I’ve seen other devs in a number of different contexts struggle to understand procedural code, as they were trained for years in class-based software architecture. So, I’m not sure what it would take in your specific case. Best of luck though, and feel free to share code here if you would like to do so.

Thank you! Yes, it seems like it’s a very different sort of workflow- though I’d love a recommendation on any guides that you would recommend as someone who prefers this style of coding, particularly for simulation or games programming!

I’m trialling a method with parallels but am still not getting movement on-screen, so I’ll poke about and see if I’ve made a silly mistake somewhere. Open to trying new approaches where they come up! It’s been a while since I studied compsci so I’m approaching it with a very open mind, and have been enjoying restructuring my code to make it more data-oriented and reduce the number of objects flying around (bless numpy).

Latest update- switching the Tasks for Parallels has done the trick!

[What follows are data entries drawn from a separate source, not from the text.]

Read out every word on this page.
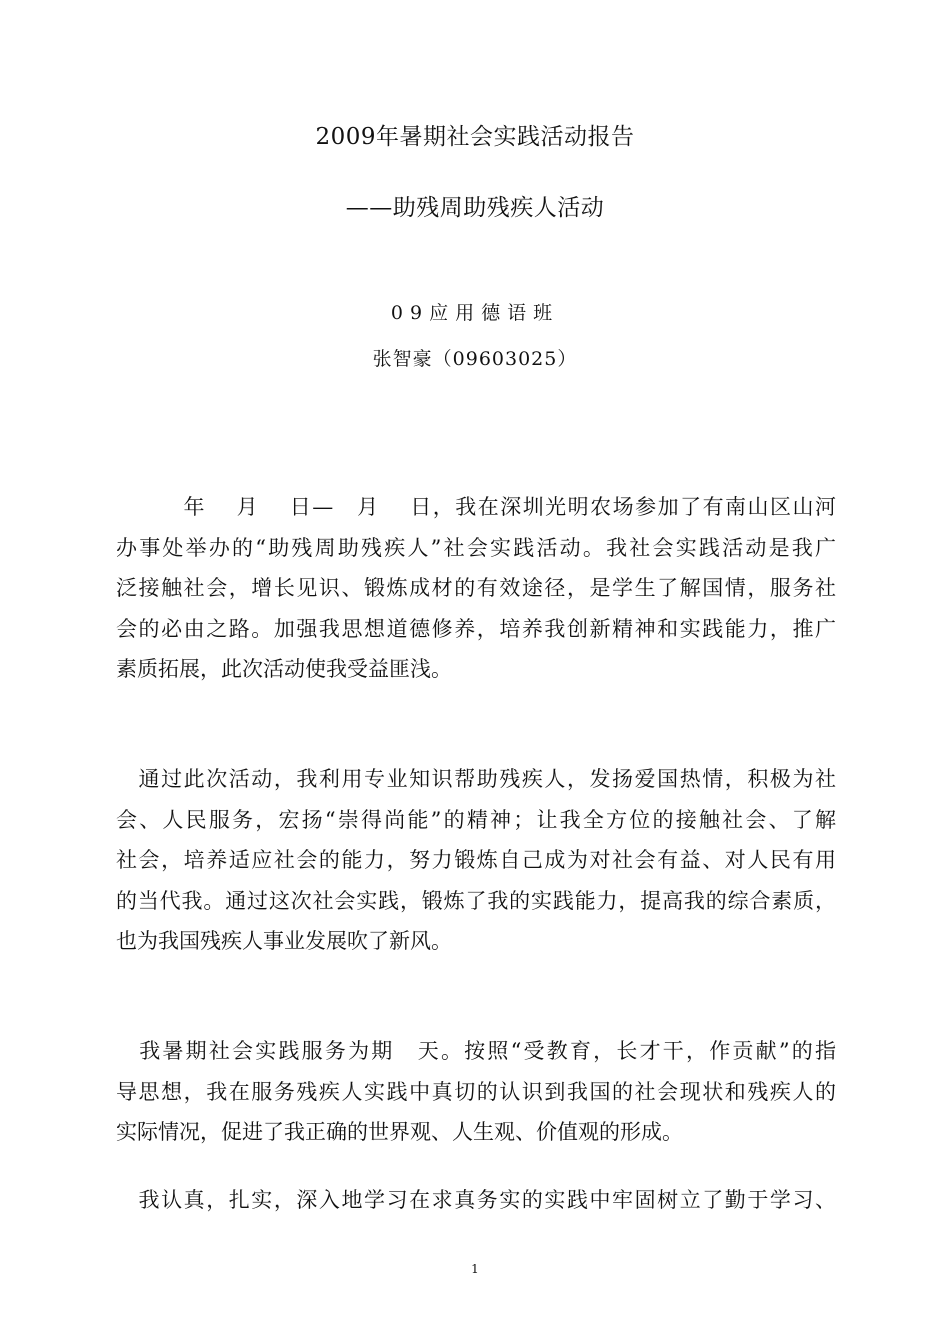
2009年暑期社会实践活动报告
——助残周助残疾人活动
09应用德语班
张智豪（09603025）
　　　年　 月　 日—　月　 日，我在深圳光明农场参加了有南山区山河
办事处举办的“助残周助残疾人”社会实践活动。我社会实践活动是我广
泛接触社会，增长见识、锻炼成材的有效途径，是学生了解国情，服务社
会的必由之路。加强我思想道德修养，培养我创新精神和实践能力，推广
素质拓展，此次活动使我受益匪浅。
　通过此次活动，我利用专业知识帮助残疾人，发扬爱国热情，积极为社
会、人民服务，宏扬“崇得尚能”的精神；让我全方位的接触社会、了解
社会，培养适应社会的能力，努力锻炼自己成为对社会有益、对人民有用
的当代我。通过这次社会实践，锻炼了我的实践能力，提高我的综合素质，
也为我国残疾人事业发展吹了新风。
　我暑期社会实践服务为期　天。按照“受教育，长才干，作贡献”的指
导思想，我在服务残疾人实践中真切的认识到我国的社会现状和残疾人的
实际情况，促进了我正确的世界观、人生观、价值观的形成。
　我认真，扎实，深入地学习在求真务实的实践中牢固树立了勤于学习、
1
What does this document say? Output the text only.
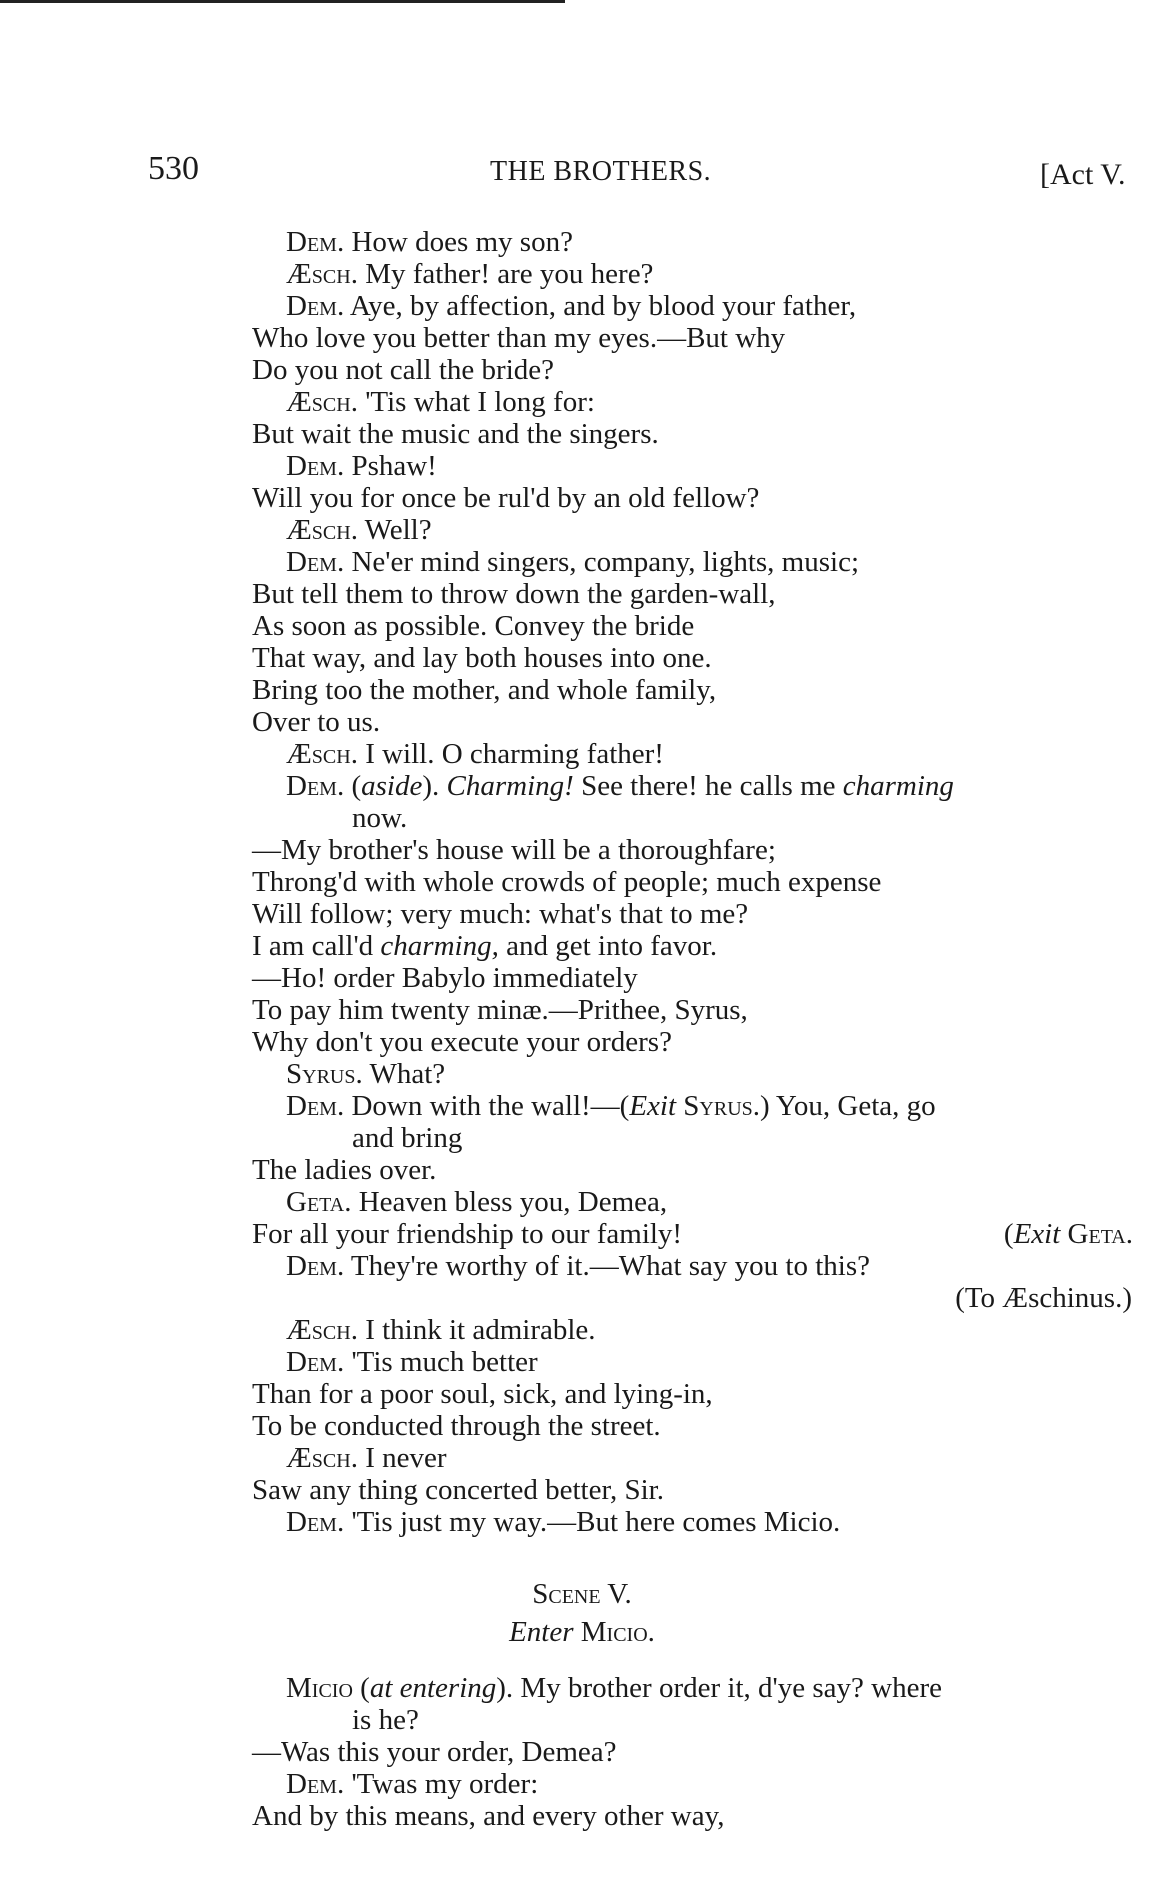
530	THE BROTHERS.	[Act V.
Dem. How does my son?
Æsch. My father! are you here?
Dem. Aye, by affection, and by blood your father,
Who love you better than my eyes.—But why
Do you not call the bride?
Æsch. 'Tis what I long for:
But wait the music and the singers.
Dem. Pshaw!
Will you for once be rul'd by an old fellow?
Æsch. Well?
Dem. Ne'er mind singers, company, lights, music;
But tell them to throw down the garden-wall,
As soon as possible. Convey the bride
That way, and lay both houses into one.
Bring too the mother, and whole family,
Over to us.
Æsch. I will. O charming father!
Dem. (aside). Charming! See there! he calls me charming
now.
—My brother's house will be a thoroughfare;
Throng'd with whole crowds of people; much expense
Will follow; very much: what's that to me?
I am call'd charming, and get into favor.
—Ho! order Babylo immediately
To pay him twenty minæ.—Prithee, Syrus,
Why don't you execute your orders?
Syrus. What?
Dem. Down with the wall!—(Exit Syrus.) You, Geta, go
and bring
The ladies over.
Geta. Heaven bless you, Demea,
For all your friendship to our family!	(Exit Geta.
Dem. They're worthy of it.—What say you to this?
(To Æschinus.)
Æsch. I think it admirable.
Dem. 'Tis much better
Than for a poor soul, sick, and lying-in,
To be conducted through the street.
Æsch. I never
Saw any thing concerted better, Sir.
Dem. 'Tis just my way.—But here comes Micio.
Scene V.
Enter Micio.
Micio (at entering). My brother order it, d'ye say? where
is he?
—Was this your order, Demea?
Dem. 'Twas my order:
And by this means, and every other way,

At least, I hope it was that, because I did notice I had my timestep set too slow to have very visible results. However, it seems that now I can loop my physics calculations over 300 times per tick without dropping below 40fps, but adding a few more spheres brings it crashing down to 10fps no matter how many loops of the calculation I do. I’d hoped that I’d properly set them up for hardware instancing, but I am also updating their position one-by-one, so it looks like my deferred problem of figuring out how to pass the vertex shader my whole numpy array every tick is on the table now!

1 Like

If I understood your tasks correctly, then @wezy posted his experiments with buffers to implement particle motion calculations on the forum.

2 Likes

Hell yeah, thank you!!

Some thoughts/observations:

  • Disable vsync when profiling to avoid weird “stair-steps” in fps
  • Frame time is better for profiling since it is linear (going from 30fps to 40fps is a much bigger improvement than going from 300fps to 310fps, so a difference of “10fps” means nothing without context)
  • Multi-threading in Python isn’t going to use more CPU cores because of Python’s Global Interpreter Lock (Gil); multiprocessing can work around this, but it read its own issues
  • NumPy will help get an lot more out of a single thread
  • Computer shaders are well suited to this kind of thing, but the learning curve can be steep
1 Like